For 95% of home-hosting use cases, none of those matter.

Alternatives

If Cloudflare Tunnel doesn't fit, similar tools:

  • Tailscale Funnel — same idea, different vendor; integrates with Tailscale's mesh.
  • ngrok — older, established, free tier limited; great for development.
  • localtunnel / serveo — lightweight, sometimes flaky.
  • FRP (Fast Reverse Proxy) — open source; you self-host the public side on a cheap VPS.

Cloudflare's tunnel is the easiest one I've found that's also free, with a serious global anycast network behind it.

Quick FAQ

Is it really free? Yes — for personal use, including the domain (if you transfer to Cloudflare Registrar at cost) and DDoS protection. Paid Zero Trust plans add advanced auth options for organizations.

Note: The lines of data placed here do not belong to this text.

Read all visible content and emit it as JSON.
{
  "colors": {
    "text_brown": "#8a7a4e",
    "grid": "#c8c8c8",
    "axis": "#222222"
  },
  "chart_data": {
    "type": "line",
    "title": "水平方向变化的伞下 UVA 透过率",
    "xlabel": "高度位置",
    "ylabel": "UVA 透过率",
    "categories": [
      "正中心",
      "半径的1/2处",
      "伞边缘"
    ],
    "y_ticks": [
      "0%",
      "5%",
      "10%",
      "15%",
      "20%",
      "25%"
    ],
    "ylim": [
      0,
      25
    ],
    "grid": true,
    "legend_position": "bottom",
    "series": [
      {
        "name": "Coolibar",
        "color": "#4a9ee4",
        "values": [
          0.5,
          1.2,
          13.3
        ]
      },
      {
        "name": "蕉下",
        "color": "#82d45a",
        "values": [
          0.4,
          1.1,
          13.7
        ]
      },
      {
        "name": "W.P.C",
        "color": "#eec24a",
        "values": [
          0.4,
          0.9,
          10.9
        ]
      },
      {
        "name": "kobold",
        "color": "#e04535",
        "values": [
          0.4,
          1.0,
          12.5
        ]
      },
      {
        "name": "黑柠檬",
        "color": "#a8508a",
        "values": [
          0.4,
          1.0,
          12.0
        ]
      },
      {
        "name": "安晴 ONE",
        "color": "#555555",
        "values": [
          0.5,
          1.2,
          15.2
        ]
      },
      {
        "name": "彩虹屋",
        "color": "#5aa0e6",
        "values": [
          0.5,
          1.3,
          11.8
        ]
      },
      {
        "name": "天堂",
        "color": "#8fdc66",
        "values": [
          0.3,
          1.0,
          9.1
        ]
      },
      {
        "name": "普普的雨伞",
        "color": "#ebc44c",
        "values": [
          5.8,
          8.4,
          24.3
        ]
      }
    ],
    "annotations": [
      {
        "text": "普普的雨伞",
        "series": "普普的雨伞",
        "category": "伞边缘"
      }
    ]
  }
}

Does it require a Cloudflare account for visitors? No. Visitors just hit the hostname. Auth (if you set it up) is enforced by Cloudflare Access, which can be email OTP or any OAuth provider.

Can I tunnel non-HTTP services? Yes — TCP, SSH, RDP, Unix socket. You configure the local service URL to be e.g., tcp://localhost:5432 for Postgres.

What happens if Cloudflare goes down? Your service is unreachable until they recover. This is a real (if rare) availability tradeoff for the convenience.

Is this a VPN? Sort of, but reversed. Instead of your traffic going out through a remote server, remote traffic comes in through your local server. Different use case, similar idea.

TL;DR

  • Sign up for Cloudflare, add your domain, install cloudflared at home with the token they give you.
  • Add a public hostname pointing at your local service.
  • Done — your home service is reachable globally over HTTPS, no port forwarding, no static IP, no exposed home IP.

In 2026 this is the modern default for "host something at home and reach it from anywhere." Skip port forwarding, skip dynamic DNS — go straight to Tunnel.